Artiste agité, natif de Saragosse, en 1972 il arrive à Barcelone. Il y reste jusqu’en 1985, puis il établit sa résidence à Paris. Dans le laps de temps antérieur à son déplacement il fera parti du Groupe Trama et sera directeur de la revue du même nom où collaboreront Antoni Tàpies, F. Jiménez Losantos, A. Cardin et J. Rubio mais ils n’éditeront que deux numéros. Les projets théoriques du groupe se voient influencés par les artistes français du Support-Surface et les théories de Pleynet.

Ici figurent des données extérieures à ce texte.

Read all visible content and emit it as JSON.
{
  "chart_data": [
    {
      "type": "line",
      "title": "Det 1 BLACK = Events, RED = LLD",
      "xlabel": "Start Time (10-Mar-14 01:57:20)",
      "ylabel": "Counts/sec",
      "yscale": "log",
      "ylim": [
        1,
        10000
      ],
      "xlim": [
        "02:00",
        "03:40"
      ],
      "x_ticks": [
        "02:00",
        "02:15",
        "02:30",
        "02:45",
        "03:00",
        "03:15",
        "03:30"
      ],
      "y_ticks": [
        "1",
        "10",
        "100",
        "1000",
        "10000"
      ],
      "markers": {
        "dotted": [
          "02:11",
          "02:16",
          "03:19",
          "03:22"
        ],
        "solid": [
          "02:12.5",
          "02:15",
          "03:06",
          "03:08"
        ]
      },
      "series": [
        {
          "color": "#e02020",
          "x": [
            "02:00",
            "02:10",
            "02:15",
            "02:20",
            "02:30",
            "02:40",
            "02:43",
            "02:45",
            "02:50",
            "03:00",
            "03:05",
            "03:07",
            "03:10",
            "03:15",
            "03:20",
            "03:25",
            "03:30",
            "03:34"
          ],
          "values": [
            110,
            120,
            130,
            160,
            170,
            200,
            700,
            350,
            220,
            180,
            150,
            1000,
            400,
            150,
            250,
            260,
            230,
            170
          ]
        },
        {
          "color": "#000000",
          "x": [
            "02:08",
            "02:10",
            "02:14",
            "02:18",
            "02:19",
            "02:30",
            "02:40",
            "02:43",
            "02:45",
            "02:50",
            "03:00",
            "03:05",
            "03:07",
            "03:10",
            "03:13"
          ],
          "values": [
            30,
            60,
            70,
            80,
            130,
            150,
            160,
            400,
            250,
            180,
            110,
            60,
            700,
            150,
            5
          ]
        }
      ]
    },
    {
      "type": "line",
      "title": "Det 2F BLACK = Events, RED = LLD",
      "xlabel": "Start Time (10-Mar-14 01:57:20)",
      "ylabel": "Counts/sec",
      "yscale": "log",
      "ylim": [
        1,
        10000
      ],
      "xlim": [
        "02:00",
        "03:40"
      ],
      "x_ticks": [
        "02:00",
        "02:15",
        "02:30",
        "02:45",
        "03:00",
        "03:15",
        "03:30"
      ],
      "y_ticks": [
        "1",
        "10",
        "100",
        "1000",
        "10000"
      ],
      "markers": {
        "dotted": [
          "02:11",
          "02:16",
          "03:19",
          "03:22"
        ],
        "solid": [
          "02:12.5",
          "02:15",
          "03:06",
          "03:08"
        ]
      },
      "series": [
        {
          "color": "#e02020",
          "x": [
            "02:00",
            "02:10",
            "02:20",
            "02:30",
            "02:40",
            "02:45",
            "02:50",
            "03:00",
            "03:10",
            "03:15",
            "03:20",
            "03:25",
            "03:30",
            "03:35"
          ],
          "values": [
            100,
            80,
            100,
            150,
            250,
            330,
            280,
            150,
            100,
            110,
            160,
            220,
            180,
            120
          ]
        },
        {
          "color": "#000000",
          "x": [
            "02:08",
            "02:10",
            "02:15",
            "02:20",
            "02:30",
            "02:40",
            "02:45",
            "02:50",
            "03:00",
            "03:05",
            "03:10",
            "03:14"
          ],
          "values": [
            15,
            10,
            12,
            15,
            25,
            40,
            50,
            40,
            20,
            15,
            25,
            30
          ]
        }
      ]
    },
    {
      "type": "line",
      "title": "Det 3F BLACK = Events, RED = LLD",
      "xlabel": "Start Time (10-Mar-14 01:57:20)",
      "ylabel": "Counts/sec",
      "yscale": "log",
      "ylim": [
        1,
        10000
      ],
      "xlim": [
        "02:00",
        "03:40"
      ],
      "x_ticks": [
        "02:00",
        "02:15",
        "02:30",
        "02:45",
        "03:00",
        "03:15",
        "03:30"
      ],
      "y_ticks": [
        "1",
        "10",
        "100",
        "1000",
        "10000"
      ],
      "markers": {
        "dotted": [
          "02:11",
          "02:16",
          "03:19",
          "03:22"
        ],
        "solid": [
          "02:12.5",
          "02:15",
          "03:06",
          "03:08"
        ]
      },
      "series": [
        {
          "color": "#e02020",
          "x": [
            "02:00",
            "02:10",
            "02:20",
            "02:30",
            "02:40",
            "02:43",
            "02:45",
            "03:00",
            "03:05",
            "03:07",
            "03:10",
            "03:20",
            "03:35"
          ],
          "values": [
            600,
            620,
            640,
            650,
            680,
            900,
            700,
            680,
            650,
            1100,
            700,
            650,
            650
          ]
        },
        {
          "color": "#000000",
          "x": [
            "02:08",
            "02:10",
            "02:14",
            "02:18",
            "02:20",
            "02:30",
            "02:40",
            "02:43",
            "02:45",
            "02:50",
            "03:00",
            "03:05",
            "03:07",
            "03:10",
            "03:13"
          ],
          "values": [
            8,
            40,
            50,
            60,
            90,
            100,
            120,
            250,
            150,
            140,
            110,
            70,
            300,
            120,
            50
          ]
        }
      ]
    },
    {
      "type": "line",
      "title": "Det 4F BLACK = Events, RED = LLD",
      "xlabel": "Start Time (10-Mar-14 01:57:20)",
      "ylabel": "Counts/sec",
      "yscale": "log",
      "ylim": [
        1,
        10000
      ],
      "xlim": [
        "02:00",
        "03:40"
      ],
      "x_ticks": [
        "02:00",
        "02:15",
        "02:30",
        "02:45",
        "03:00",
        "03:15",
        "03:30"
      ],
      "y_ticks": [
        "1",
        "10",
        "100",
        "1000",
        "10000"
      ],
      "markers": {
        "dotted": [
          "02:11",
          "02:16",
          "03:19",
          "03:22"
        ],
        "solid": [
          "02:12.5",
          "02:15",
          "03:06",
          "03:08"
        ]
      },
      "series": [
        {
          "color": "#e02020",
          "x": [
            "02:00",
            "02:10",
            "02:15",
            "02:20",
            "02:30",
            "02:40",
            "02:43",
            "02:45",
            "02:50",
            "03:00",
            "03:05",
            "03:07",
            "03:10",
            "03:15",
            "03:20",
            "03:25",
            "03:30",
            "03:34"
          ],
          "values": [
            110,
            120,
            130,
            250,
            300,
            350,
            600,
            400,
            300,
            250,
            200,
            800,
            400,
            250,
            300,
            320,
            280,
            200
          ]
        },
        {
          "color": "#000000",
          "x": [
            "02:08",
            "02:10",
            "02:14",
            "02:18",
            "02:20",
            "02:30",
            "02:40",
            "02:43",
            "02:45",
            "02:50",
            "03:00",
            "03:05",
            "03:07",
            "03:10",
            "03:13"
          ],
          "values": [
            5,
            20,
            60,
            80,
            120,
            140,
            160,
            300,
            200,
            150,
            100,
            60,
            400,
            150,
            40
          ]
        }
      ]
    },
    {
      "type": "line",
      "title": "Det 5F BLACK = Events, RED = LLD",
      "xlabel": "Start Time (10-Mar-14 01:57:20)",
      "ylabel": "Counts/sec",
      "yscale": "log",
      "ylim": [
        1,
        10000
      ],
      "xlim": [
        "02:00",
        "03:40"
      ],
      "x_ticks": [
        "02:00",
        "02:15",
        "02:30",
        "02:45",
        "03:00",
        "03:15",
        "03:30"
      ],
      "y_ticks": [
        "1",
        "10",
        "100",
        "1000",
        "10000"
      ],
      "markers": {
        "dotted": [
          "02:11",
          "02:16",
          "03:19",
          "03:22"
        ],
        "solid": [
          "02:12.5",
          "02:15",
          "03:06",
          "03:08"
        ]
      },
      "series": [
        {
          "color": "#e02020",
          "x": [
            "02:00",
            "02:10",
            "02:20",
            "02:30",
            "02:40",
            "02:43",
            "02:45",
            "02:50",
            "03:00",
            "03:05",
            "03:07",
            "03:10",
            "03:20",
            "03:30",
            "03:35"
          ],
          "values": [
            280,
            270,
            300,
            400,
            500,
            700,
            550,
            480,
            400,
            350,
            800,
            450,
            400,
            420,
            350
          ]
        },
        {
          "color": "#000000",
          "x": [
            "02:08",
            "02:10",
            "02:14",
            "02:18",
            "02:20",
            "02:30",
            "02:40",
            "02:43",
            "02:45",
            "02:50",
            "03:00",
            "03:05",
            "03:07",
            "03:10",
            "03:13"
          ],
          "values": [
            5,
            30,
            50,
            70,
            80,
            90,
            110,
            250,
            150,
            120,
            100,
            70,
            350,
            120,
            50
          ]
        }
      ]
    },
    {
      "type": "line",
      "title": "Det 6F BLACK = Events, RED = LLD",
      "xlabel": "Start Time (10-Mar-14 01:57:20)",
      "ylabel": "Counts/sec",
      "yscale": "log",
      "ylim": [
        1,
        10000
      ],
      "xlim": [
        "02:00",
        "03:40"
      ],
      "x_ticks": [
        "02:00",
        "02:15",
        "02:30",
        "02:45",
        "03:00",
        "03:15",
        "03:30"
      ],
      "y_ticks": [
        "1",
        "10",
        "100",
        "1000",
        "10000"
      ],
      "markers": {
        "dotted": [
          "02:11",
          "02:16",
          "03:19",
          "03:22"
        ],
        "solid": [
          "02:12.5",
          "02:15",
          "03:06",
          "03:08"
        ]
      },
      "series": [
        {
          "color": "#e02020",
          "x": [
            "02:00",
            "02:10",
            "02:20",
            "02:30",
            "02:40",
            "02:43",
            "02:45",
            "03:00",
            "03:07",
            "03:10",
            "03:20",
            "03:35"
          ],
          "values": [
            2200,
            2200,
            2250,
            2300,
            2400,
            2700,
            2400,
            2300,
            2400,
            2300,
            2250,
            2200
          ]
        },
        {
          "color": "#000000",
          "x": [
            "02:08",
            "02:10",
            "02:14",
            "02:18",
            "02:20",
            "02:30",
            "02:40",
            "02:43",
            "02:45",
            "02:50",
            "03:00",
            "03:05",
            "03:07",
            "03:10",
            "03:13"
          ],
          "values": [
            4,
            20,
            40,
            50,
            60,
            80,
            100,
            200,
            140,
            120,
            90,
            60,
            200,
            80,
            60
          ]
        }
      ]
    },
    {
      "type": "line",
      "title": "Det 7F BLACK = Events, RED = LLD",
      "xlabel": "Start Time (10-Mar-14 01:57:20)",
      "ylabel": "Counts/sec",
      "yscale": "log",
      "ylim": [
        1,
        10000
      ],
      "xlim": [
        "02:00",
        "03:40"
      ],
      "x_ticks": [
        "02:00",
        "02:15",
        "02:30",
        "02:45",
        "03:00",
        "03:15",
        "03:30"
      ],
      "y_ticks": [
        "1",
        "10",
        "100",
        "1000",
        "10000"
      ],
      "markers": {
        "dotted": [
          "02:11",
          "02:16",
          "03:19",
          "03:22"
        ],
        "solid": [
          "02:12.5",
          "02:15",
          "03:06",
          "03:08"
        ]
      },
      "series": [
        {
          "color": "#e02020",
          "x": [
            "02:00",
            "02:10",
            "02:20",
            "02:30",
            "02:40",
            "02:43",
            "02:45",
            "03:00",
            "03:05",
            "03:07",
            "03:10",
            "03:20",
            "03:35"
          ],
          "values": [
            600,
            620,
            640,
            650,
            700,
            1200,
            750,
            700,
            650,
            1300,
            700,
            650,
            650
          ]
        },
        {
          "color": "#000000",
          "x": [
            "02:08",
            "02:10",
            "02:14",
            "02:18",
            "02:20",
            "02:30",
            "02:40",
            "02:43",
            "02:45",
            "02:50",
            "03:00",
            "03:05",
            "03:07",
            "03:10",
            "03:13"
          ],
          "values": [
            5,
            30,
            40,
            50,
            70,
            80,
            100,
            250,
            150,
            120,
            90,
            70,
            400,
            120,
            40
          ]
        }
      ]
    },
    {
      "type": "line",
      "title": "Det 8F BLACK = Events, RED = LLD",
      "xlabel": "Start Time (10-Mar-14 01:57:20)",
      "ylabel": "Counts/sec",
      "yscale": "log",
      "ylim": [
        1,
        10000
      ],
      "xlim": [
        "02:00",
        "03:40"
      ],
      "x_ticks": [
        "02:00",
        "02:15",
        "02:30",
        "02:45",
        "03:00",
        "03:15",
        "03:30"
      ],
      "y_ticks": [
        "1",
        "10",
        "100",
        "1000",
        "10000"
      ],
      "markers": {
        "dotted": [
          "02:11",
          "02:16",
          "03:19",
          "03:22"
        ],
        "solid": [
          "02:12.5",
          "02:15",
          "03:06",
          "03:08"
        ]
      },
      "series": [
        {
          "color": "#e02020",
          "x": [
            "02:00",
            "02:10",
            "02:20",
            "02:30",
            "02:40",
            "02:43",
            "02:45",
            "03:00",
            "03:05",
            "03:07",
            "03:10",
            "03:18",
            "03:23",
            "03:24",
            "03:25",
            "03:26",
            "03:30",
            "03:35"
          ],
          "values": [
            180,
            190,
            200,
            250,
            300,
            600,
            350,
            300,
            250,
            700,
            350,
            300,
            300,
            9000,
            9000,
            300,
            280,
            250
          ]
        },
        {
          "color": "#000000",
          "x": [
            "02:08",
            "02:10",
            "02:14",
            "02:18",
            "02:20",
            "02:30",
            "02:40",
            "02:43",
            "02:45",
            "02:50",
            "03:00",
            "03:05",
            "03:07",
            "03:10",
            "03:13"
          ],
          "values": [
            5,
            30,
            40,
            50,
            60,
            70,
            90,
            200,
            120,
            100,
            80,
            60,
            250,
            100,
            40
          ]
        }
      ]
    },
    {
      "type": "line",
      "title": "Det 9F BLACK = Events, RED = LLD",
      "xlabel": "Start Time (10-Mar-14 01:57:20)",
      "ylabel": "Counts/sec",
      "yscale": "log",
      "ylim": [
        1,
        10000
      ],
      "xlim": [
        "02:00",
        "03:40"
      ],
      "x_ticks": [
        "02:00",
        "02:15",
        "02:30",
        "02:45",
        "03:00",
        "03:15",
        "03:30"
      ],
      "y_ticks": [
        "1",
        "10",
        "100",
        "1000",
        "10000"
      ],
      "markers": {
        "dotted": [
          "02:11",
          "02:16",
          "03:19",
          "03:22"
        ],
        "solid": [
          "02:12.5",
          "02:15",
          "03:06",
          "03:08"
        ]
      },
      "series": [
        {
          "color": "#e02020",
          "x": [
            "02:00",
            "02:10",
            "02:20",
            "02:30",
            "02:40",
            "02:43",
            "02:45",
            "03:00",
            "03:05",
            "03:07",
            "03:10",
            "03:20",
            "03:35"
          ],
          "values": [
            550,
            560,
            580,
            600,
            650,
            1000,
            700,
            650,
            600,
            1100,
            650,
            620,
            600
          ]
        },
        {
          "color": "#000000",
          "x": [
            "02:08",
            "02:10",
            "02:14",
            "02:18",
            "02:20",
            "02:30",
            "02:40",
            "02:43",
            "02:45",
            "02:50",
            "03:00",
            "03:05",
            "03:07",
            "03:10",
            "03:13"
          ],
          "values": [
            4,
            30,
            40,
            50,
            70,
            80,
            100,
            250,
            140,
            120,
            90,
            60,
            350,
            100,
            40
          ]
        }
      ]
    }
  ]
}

Si le terme ou concept de minimal s’applique plutôt en général avec assiduité à la sculpture, la peinture de Broto reçoit souvent un tel qualificatif. On n’y voit pas de sériations répétitives ni de relations numériques d’aucun ordre. Par contre il se produit bien une tentative de vider le figuratif de n’importe quelle connotation visuelle si elle existe. Le but consiste à la destruction de l’image, à l’élimination de toutes références symboliques dans les tracés.

Si on se rapproche de sa peinture on observe parfois l’apparition sur la toile de formes qui semblent avoir un lien avec les objets de la vie quotidienne. Cependant cela n’entraîne aucun type de relation entre elles, il ne s’établit pas un langage plastique qui les unisse et donne une cohérence à l’ensemble. Comme s’il s’agissait d’êtres vaporeux, de tels objets flottent éthérés sur la surface picturale.

La lutte pour la nudité est perdue d’avance. L’œil qui observe essaie désespérément de trouver où s’accrocher. Recherche de concordances entre peinture et réalité, d’évocations, de suggestions qui transmettent quelque sens profond. Pour cela Broto assume, parfois, l’apparence de l’esthétique orientale ou de graphies qui rappellent un monde ancestral et primitif.

Dans les années quatre-vingts il axe sa peinture en de grands formats où il donne libre cours à la couleur et à ses valeurs expressives. Petit à petit l’éclat de sa gamme chromatique s’éteint en même temps qu’il superpose des objets géométriques et de la peinture appliquée très librement.